The bad guys.

October is showing off this season and so are my tomatoes. Who knew they’d keep coming and coming? Last year I had buckets of green ones but this year they’re doing me a favor and turning red. It’s great, I just don’t have time to process them.
While I was out picking (weatherman is threatening me with frost) I gathered the last of my purple piñata peppers. They’re looking extra spooky right now. I really am super tickled with our pepper situation. This year we toyed with the idea of taking veggies to a farmers’ market. Maybe next year?

Today we visited the nursing home and played and sang a few songs. Something about the unintentional acoustics of the dining room? Makes us sound extra awesome.

I’m trying to meet and get to know the workers and residents there before I show up with some kids from school. The plan is to take students who are well-behaved on a special little singing trip once a month. Now, if I could just get these kids to sing?! It’s incredible how hard it is to talk many of them into singing (and dancing!)—one of the more pleasurable things to do in life, I think, but somehow our culture has told them it is embarrassing and best left to professionals. I blame it all on the internet.

Tyler Swick and Mr. Henry are saving my tailbone in music class. They create lots of fun YouTube things that let me plan plenty of spin-off material with my older students. We watch the video, learn a rhythm, play along. Then the next time I see them we translate the song to paper on a grand staff. I frantically explain meter, time signature, treble vs. bass, all the notes, etc. and watch as the interest wanes. I hate that half of the battle is engagement. I’m telling you, it’s like many of these kiddos have a sand timer ticking in their brain and all of the sand drains out after two minutes. Another teacher said it—I feel like I have to be a monkey and sing and dance to get their attention. They want to be entertained. I mean, of course they do! This is what they’ve been taught is normal.
It’s sad. I’ve said it before on The Average Pearl—the reason public school fails, if it fails, is because parents failed first. It makes me feel sick. Sick for them, sick for the future. That cell phone/tablet/screen pacifier is a beast to wean them off—and it turns out the weaning job has been handed off to innocent teachers. Talk about in loco parentis.

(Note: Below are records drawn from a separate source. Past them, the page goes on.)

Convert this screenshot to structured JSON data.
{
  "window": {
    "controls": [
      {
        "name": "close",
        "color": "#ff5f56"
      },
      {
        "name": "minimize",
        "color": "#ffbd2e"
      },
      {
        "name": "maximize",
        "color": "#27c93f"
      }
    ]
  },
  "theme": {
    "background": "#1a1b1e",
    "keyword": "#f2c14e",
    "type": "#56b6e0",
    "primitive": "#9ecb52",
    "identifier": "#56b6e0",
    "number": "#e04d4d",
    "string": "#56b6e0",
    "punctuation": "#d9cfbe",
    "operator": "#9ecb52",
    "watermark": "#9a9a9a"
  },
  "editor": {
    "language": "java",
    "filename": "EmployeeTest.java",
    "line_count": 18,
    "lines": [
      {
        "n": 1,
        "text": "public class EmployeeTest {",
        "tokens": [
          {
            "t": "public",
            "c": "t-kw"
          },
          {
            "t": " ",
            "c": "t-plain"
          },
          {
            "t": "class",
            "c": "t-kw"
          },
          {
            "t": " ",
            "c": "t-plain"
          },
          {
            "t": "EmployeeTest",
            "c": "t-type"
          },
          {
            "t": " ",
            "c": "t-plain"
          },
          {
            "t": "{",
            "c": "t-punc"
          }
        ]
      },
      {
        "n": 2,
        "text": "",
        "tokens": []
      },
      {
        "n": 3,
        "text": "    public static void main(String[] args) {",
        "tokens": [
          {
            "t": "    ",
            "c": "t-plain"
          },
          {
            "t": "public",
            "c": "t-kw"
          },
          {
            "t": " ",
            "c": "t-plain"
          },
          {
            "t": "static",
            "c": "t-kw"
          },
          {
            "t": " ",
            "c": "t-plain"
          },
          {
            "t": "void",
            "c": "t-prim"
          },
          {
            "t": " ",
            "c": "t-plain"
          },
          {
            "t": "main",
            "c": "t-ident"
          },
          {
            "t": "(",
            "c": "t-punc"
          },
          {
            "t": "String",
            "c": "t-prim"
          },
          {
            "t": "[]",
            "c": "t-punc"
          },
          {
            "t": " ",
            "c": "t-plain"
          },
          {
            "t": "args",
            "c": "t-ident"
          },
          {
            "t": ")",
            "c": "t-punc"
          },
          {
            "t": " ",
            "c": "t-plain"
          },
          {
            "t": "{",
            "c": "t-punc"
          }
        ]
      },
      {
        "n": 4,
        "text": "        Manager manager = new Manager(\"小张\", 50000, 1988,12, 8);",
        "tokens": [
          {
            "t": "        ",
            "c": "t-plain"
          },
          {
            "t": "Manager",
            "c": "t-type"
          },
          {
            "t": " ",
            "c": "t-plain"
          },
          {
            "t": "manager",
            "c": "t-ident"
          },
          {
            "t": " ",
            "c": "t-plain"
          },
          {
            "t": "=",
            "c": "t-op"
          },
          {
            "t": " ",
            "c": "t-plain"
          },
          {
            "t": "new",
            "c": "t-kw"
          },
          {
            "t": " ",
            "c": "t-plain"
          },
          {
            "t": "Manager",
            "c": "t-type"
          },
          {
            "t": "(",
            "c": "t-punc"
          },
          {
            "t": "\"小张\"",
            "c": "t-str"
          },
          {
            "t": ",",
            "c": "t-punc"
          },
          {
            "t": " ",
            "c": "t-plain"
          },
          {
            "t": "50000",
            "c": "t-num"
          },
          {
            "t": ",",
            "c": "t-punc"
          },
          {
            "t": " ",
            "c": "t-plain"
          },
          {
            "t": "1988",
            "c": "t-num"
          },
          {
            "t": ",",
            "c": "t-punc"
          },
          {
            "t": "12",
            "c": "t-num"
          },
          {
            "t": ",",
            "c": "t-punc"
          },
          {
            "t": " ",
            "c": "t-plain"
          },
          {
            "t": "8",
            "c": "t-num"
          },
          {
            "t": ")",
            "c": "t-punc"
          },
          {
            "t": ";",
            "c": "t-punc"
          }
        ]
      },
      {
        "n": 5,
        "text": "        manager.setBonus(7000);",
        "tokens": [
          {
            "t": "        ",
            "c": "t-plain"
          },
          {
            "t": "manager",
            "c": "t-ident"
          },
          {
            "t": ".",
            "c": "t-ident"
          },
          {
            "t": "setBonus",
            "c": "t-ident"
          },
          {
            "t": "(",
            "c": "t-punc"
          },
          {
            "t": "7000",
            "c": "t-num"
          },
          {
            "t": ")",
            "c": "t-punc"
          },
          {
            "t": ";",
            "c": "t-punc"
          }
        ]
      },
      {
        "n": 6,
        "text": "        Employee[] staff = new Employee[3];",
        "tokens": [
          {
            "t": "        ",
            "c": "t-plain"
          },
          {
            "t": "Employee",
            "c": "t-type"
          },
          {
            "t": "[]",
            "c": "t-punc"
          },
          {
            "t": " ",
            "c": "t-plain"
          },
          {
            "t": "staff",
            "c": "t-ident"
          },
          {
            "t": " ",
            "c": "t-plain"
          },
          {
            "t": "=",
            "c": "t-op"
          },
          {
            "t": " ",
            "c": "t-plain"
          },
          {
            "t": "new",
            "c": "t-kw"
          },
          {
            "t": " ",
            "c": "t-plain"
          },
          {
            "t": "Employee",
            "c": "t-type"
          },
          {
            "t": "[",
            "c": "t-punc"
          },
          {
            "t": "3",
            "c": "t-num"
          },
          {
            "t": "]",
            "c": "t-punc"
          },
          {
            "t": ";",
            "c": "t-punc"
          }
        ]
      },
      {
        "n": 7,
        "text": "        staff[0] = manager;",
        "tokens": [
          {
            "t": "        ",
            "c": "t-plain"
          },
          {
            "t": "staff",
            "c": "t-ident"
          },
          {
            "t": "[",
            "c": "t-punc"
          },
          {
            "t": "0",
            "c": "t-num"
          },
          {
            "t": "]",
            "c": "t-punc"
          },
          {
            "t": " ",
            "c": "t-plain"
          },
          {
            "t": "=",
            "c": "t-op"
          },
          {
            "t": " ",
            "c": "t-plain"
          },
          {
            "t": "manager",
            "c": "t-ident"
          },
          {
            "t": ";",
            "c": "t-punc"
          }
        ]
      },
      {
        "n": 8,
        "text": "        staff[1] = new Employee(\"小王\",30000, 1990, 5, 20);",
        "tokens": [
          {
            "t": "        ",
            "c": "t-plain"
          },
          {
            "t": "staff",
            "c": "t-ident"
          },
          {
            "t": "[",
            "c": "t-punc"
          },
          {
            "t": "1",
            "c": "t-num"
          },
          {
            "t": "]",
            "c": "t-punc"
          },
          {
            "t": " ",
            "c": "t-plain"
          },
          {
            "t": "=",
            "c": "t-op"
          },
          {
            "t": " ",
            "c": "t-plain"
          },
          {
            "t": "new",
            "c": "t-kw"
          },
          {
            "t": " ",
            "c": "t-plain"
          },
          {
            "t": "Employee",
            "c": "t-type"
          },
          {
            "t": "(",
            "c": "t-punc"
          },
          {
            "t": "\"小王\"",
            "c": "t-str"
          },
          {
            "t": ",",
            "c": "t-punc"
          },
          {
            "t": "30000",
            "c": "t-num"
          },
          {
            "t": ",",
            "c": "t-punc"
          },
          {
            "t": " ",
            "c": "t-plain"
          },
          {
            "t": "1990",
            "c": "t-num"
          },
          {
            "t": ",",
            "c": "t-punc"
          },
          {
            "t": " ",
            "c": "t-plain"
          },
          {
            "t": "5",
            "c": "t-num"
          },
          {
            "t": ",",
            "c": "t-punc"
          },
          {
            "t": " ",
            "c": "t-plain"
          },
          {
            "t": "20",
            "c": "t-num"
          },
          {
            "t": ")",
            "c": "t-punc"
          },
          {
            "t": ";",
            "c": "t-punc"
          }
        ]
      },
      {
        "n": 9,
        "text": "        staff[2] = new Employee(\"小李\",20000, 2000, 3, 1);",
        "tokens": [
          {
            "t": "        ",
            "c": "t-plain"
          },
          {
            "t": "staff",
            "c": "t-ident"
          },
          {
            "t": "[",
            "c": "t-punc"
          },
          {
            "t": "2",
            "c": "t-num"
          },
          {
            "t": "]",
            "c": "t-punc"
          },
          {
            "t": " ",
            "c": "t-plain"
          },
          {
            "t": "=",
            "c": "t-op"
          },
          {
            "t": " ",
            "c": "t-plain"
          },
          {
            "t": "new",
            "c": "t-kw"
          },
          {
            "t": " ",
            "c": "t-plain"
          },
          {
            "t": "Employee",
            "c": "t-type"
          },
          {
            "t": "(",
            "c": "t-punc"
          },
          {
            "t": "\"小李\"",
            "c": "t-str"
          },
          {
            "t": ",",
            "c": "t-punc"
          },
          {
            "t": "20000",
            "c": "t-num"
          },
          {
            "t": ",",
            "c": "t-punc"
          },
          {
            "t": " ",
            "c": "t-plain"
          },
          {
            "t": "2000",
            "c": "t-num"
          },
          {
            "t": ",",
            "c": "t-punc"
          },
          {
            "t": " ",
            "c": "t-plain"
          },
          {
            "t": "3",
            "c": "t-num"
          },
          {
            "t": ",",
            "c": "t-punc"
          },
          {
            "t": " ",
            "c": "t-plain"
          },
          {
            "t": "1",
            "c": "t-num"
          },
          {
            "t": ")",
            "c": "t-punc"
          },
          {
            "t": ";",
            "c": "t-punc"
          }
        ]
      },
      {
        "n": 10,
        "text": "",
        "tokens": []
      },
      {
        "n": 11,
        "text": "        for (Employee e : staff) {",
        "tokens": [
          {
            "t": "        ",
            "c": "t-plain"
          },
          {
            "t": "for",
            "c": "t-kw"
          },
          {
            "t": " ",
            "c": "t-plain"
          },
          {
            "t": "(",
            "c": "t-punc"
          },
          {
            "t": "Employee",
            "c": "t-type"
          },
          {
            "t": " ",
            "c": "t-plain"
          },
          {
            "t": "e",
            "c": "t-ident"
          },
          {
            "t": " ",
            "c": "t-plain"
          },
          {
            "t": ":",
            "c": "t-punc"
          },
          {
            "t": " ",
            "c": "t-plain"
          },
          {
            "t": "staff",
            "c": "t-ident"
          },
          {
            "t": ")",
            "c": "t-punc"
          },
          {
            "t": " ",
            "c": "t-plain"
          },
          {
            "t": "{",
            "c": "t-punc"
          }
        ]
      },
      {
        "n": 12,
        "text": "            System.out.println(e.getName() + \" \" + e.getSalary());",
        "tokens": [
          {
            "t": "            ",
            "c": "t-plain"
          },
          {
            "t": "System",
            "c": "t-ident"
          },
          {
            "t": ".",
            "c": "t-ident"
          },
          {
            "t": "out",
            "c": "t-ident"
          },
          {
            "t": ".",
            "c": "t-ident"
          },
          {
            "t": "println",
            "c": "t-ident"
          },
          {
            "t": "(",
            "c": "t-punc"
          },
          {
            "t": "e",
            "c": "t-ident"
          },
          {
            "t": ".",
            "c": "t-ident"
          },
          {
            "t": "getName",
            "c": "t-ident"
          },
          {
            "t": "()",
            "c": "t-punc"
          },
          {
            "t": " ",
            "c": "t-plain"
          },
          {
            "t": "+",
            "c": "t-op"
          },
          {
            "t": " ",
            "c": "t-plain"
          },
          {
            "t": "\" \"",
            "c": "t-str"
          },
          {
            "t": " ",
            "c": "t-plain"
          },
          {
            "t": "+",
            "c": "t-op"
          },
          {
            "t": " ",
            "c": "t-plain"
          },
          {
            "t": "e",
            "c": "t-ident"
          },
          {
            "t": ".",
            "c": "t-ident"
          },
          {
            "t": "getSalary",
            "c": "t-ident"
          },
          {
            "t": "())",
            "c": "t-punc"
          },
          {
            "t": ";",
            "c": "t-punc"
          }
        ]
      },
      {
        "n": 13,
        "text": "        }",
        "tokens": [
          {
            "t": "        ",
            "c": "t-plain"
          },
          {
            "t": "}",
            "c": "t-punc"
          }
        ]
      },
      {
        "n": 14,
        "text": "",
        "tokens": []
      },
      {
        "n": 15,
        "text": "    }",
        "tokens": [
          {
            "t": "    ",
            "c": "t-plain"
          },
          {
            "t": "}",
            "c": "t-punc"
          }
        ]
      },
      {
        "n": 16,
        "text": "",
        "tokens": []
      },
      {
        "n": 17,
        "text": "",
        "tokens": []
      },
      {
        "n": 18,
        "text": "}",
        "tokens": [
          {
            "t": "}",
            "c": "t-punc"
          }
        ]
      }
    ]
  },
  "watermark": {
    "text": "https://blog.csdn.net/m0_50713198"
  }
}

The other thing I am noticing, 8 weeks in, is the faux-attitude of parents supporting teachers. Lots of parents do genuinely care. But some are just waiting for a kid to come home, drop some miscommunication or half-truth, and light a verbal bomb. When I asked another teacher what to do in such a situation, she sighed and said, “these days, there’s really nothing you can do. Parents don’t want to hear it. It’s always our fault, never the child’s. It doesn’t do any good to tell the parents their child is causing problems—no one believes us anymore. We’re the bad guys.”

I find this pretty accurate. Parent-teacher conferences are coming up and I’m ready to bring in the big dogs—Panera and Starbucks gift cards, cookies, you name it. It was a rough enough week last week that I bought a banana split on my way home to share with Joe. It did make things better.

I feel like we really nailed the red-yellow ratio for the perfect pumpkin color.

Anyway, I don’t know where I’m going with this, just taking notes for the time being. If I were to split a book into sections, this section would be called Great Expectations. I’m trying to set the students up for success, but it is really up to them.
I’m thinking maybe I should open a seasonal bakery on the farm and say to heck with the rest of the world.